I want to sort some rectangles from biggest to smallest, but with a tunable advantage favoring squarer rectangles. I'm sure this is super easy but I'm not getting it. I think it's related to topics of dimensionality reduction, distortion, transformations.
The areas of the rectangles from origin to each of p might be equal, but squareness of the rectangle should be given a higher score by some tunable factor. Among rectangles of the same aspect ratio, bigger wins. But a smaller rectangle with a squarer aspect ratio can get a higher score than a bigger area that is less square.

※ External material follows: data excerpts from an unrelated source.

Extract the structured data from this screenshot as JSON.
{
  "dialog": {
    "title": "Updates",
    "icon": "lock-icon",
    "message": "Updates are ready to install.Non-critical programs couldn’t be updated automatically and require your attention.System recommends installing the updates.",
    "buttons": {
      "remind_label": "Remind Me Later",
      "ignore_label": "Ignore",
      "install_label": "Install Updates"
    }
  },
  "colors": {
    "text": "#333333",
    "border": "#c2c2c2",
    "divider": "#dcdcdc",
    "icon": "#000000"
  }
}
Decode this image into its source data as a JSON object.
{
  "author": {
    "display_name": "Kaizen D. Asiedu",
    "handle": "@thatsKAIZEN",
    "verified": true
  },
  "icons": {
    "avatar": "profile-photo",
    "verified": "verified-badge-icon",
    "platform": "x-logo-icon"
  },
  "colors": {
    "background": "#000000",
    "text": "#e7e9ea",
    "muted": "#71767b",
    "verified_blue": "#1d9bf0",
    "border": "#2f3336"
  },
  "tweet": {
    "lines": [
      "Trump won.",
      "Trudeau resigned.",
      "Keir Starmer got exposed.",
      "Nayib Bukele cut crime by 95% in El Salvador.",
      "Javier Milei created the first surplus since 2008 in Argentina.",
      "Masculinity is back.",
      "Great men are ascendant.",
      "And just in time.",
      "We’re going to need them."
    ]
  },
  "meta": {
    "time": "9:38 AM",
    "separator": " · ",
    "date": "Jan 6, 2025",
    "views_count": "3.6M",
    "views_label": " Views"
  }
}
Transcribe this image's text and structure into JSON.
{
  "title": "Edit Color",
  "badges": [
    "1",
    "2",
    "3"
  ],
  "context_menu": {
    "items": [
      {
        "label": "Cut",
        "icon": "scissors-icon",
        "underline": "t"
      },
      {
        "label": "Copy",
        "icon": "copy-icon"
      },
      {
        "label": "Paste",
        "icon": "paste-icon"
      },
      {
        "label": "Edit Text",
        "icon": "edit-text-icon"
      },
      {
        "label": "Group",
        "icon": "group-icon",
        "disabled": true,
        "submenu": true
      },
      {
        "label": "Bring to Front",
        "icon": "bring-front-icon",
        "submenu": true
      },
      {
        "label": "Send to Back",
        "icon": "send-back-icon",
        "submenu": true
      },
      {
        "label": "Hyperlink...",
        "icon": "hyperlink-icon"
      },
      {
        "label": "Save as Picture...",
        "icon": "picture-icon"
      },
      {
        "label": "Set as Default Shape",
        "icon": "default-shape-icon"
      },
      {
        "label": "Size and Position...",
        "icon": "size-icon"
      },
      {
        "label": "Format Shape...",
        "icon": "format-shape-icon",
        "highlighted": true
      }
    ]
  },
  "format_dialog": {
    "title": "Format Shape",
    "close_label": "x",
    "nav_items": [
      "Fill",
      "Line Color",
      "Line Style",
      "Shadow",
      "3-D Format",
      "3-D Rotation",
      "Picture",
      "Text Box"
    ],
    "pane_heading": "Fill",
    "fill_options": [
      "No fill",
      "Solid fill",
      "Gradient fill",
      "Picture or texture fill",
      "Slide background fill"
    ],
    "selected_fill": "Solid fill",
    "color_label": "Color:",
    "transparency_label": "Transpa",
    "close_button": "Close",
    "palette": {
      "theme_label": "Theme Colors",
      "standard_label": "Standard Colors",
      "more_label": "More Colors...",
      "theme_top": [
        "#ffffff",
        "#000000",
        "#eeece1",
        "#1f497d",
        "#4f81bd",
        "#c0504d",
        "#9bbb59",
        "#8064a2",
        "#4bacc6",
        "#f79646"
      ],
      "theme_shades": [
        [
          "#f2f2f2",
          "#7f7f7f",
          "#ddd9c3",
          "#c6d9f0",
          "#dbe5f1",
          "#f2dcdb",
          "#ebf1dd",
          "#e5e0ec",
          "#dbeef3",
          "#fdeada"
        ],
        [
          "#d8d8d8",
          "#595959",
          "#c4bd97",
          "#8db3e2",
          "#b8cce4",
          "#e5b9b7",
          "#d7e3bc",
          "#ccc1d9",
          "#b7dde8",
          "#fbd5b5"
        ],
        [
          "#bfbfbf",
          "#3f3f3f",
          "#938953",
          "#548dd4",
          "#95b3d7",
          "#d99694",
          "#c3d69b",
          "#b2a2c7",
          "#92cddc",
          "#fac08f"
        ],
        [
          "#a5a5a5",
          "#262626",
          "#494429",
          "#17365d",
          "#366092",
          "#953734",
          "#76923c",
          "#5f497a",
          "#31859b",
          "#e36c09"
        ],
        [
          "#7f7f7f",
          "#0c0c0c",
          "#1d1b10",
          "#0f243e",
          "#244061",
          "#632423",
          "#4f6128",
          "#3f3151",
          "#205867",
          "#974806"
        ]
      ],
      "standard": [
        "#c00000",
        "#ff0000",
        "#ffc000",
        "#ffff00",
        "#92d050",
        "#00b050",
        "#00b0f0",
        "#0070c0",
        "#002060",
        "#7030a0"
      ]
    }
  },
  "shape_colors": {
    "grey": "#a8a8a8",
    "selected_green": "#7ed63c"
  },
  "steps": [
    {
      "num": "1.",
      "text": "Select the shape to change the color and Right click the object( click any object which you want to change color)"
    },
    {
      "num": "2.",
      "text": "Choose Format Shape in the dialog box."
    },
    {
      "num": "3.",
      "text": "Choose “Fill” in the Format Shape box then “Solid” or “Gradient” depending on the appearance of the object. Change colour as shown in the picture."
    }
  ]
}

https://www.desmos.com/calculator/emetuclvju
When the squareness weight indicates that squareness is irrelevant, we're just sorting by basic area (and ties are to be dealt with some other way). Everything along the red line here scores the same. Thinking geometrically, when squareness is given a positive weighting, then the curves would distort to be, what, sharper? So that the curve shows that points away from the purple line would be considered tie-scores with smaller squares?
So there's AREA, SQUARENESS, and a SQUARENESS_WEIGHT (0.0 ..1.0 ?) as inputs to a formula that should spit out a score. I'm sure I'm over thinking this. And I'm SURE this is a common need for sorting data as an alternative to sorting by height, width or area alone.
I'm also getting hung up on whether the resulting score should relate to anything geometrically/intuitively or whether the scale of the domain is arbitrary. Like, should a square get the same score as the area, with skinnier rectangles downgraded? Or should 1x rectangles keep the area-score but squares get a boosted score?